Karine concordou em ir.
A desconfiança era extrema no primeiro dia que o casal foi ao Centro Espírita. As pessoas recebiam-nos com extrema cordialidade procurando deixá-los à vontade, mas Karine não estava se sentindo bem. David, ao contrário, gostou do ambiente e procurava encorajar a esposa.
Uma senhora muito simpática recebeu-os e pediu-lhes que esperassem alguns minutos em uma pequena, porém confortável salinha onde havia algumas revistas sobre a doutrina espírita em uma mesinha de centro.
Karine, enquanto aguardava, pegou uma e começou a folhear. Passava as páginas quase que desapercebidamente quando o título de um artigo lhe chamou a atenção. Dizia: “Vínculos entre vidas”.
Sem nem mesmo saber porquê começou a ler o texto que se referia a pessoas que, em função de fatos ocorridos em vidas passadas, tem que se reencontrar nesta a fim de resolverem determinados assuntos que não foram muito bem equacionados em outras existências. Estava entrando na parte que falava de fatos que impediam que esses encontros se realizassem quando foi chamada para uma entrevista com alguém.
Em outra sala simples, porém confortavelmente mobiliada e com uma iluminação discreta, um senhor de cabelos grisalhos, atrás de uma escrivaninha, os esperava.
Procurou saber qual era o problema de Karine e ela lhe falou dos sonhos que, a princípio ocorriam espaçadamente, mas que, agora, aconteciam quase todas as noites. Falou-lhe da menininha loura que lhe estendia a mãozinha como que pedindo ajuda e do seu desespero ao acordar.
Thomas – este era o nome do entrevistador – de forma muito serena perguntou-lhe sobre o seu passado, como tinha sido a sua vida até então e quais os fatos mais importantes.
Karine narrou-lhe a sua trajetória contando minuciosamente a sua vida acadêmica – que era a parte de que ela mais gostava – mas omitiu os dois abortos. Na verdade, ela quase não se lembrava mais ou, talvez, não quisesse lembrá-los.
– Bem, disse Thomas, gostaria que vocês ficassem conosco, se quiserem, e participassem dos grupos de estudo que nós costumamos formar.
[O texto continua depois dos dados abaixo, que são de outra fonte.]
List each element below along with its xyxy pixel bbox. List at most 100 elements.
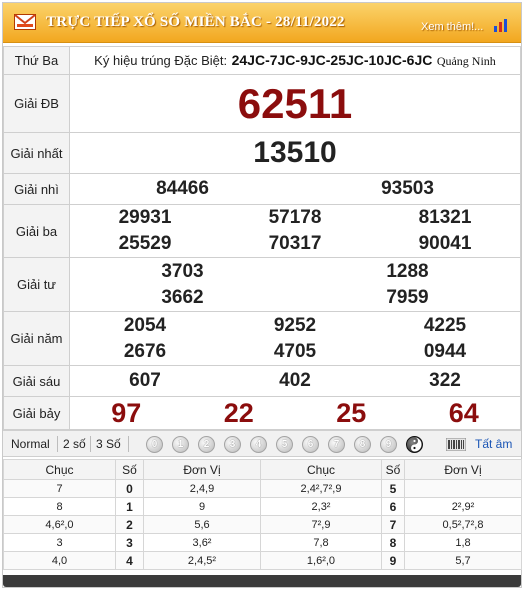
column-header: Đơn Vị — [404, 459, 522, 480]
digit-filter-button[interactable]: 1 — [172, 436, 189, 453]
prize-number: 9252 — [273, 314, 317, 336]
head-digit: 3 — [115, 533, 144, 552]
barcode-icon[interactable] — [446, 438, 466, 451]
prize-row-4: Giải tư 3703 1288 3662 7959 — [3, 257, 521, 312]
toolbar-divider — [128, 436, 129, 452]
three-digit-button[interactable]: 3 Số — [96, 437, 121, 451]
head-digit: 0 — [115, 479, 144, 498]
head-digit: 4 — [115, 551, 144, 570]
units-cell: 5,6 — [143, 515, 261, 534]
head-digit: 6 — [381, 497, 405, 516]
prize-number: 93503 — [381, 178, 434, 199]
see-more-link[interactable]: Xem thêm!... — [421, 21, 483, 33]
tens-cell: 3 — [3, 533, 116, 552]
units-cell: 2²,9² — [404, 497, 522, 516]
units-cell: 1,8 — [404, 533, 522, 552]
prize-row-2: Giải nhì 84466 93503 — [3, 173, 521, 205]
digit-filter-button[interactable]: 6 — [302, 436, 319, 453]
lottery-widget: TRỰC TIẾP XỔ SỐ MIỀN BẮC - 28/11/2022 Xe… — [2, 2, 522, 588]
prize-number: 84466 — [156, 178, 209, 199]
digit-filter-button[interactable]: 5 — [276, 436, 293, 453]
footer-bar — [3, 575, 521, 587]
prize-number: 607 — [129, 370, 161, 391]
prize-number: 90041 — [418, 233, 472, 254]
digit-filter-button[interactable]: 9 — [380, 436, 397, 453]
table-row: 3 3 3,6² 7,8 8 1,8 — [3, 533, 522, 552]
head-digit: 8 — [381, 533, 405, 552]
all-link[interactable]: Tất âm — [475, 437, 512, 451]
prize-number: 13510 — [253, 136, 337, 169]
table-row: 4,0 4 2,4,5² 1,6²,0 9 5,7 — [3, 551, 522, 570]
column-header: Chục — [3, 459, 116, 480]
prize-row-3: Giải ba 29931 57178 81321 25529 70317 90… — [3, 204, 521, 258]
prize-row-6: Giải sáu 607 402 322 — [3, 365, 521, 397]
tens-cell: 2,3² — [260, 497, 382, 516]
tens-cell: 1,6²,0 — [260, 551, 382, 570]
special-code-label: Ký hiệu trúng Đặc Biệt: — [94, 52, 228, 68]
units-cell: 9 — [143, 497, 261, 516]
mail-icon — [14, 14, 36, 30]
units-cell: 3,6² — [143, 533, 261, 552]
digit-filter-button[interactable]: 4 — [250, 436, 267, 453]
digit-filter-button[interactable]: 7 — [328, 436, 345, 453]
prize-label: Giải ba — [3, 204, 70, 258]
toolbar-divider — [90, 436, 91, 452]
tens-cell: 4,6²,0 — [3, 515, 116, 534]
prize-number: 25529 — [118, 233, 172, 254]
special-code: 24JC-7JC-9JC-25JC-10JC-6JC — [231, 51, 433, 68]
digit-filter-button[interactable]: 2 — [198, 436, 215, 453]
page-title: TRỰC TIẾP XỔ SỐ MIỀN BẮC - 28/11/2022 — [46, 14, 345, 30]
head-digit: 7 — [381, 515, 405, 534]
normal-button[interactable]: Normal — [11, 437, 50, 451]
units-cell — [404, 479, 522, 498]
head-digit: 1 — [115, 497, 144, 516]
loto-table: Chục Số Đơn Vị Chục Số Đơn Vị 7 0 2,4,9 … — [3, 459, 522, 570]
prize-label: Giải ĐB — [3, 74, 70, 133]
prize-number: 2054 — [123, 314, 167, 336]
head-digit: 2 — [115, 515, 144, 534]
tens-cell: 7 — [3, 479, 116, 498]
head-digit: 9 — [381, 551, 405, 570]
digit-filter-button[interactable]: 3 — [224, 436, 241, 453]
units-cell: 2,4,9 — [143, 479, 261, 498]
prize-number: 4225 — [423, 314, 467, 336]
results-table: Thứ Ba Ký hiệu trúng Đặc Biệt: 24JC-7JC-… — [3, 46, 521, 430]
prize-number: 2676 — [123, 340, 167, 362]
prize-label: Giải bảy — [3, 396, 70, 430]
province-name: Quảng Ninh — [436, 53, 496, 68]
digit-filter-button[interactable]: 0 — [146, 436, 163, 453]
units-cell: 0,5²,7²,8 — [404, 515, 522, 534]
all-digits-icon[interactable] — [406, 436, 423, 453]
prize-number: 57178 — [268, 207, 322, 228]
prize-number: 402 — [279, 370, 311, 391]
prize-number: 97 — [111, 398, 142, 428]
prize-number: 3703 — [161, 260, 204, 282]
prize-number: 0944 — [423, 340, 467, 362]
prize-row-db: Giải ĐB 62511 — [3, 74, 521, 133]
prize-number: 70317 — [268, 233, 322, 254]
chart-icon[interactable] — [493, 17, 511, 32]
loto-header-row: Chục Số Đơn Vị Chục Số Đơn Vị — [3, 459, 522, 480]
tens-cell: 8 — [3, 497, 116, 516]
prize-row-5: Giải năm 2054 9252 4225 2676 4705 0944 — [3, 311, 521, 366]
prize-row-1: Giải nhất 13510 — [3, 132, 521, 174]
column-header: Số — [381, 459, 405, 480]
prize-row-7: Giải bảy 97 22 25 64 — [3, 396, 521, 430]
two-digit-button[interactable]: 2 số — [63, 437, 86, 451]
prize-number: 64 — [448, 398, 479, 428]
widget-header: TRỰC TIẾP XỔ SỐ MIỀN BẮC - 28/11/2022 Xe… — [3, 3, 521, 43]
prize-label: Giải nhất — [3, 132, 70, 174]
units-cell: 2,4,5² — [143, 551, 261, 570]
day-label: Thứ Ba — [3, 46, 70, 75]
head-digit: 5 — [381, 479, 405, 498]
tens-cell: 2,4²,7²,9 — [260, 479, 382, 498]
prize-label: Giải nhì — [3, 173, 70, 205]
table-row: 8 1 9 2,3² 6 2²,9² — [3, 497, 522, 516]
display-toolbar: Normal 2 số 3 Số 0 1 2 3 4 5 6 7 8 9 Tất… — [3, 430, 521, 457]
units-cell: 5,7 — [404, 551, 522, 570]
prize-number: 25 — [336, 398, 367, 428]
toolbar-divider — [57, 436, 58, 452]
prize-number: 29931 — [118, 207, 172, 228]
digit-filter-button[interactable]: 8 — [354, 436, 371, 453]
yin-yang-icon — [411, 437, 422, 452]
Como esta é a primeira vez que vem a um Centro Espírita vou lhes sugerir que participem de uma turma de iniciantes.
– Claro! – Respondeu David bastante animado.
– Só uma coisa. – Disse Karine. Eu posso levar emprestada uma das revistas que eu vi sobre a mesinha da antessala?
– Claro, fique com ela.
Karine levou a revista para casa e, naquela mesma noite, terminou de ler o texto que a intrigou.
A parte final dizia o seguinte:
“As pessoas são colocadas em nossos caminhos de formas diversas, às vezes como um esposo ou como um irmão ou mesmo um amigo e ainda como um filho ou outras maneiras diversas e, se há algo que impeça que este encontro se realize, são provocadas profundas cicatrizes em nossa existência que terão reflexos por toda esta vida e, até, em existências futuras. Se o impedimento for causado por nós mesmos, de forma voluntária, a angústia daquele que foi impedido de nos encontrar vai se manifestar temporariamente, de forma repetida e inequívoca ainda nesta existência.”
Karine fechou os olhos e deixou que as grossas lágrimas que insistiam em sair lavassem o seu rosto deixando exposto todo o seu sentimento de culpa.
Agora ela sabia quem era a menininha loura que lhe estendia a mão.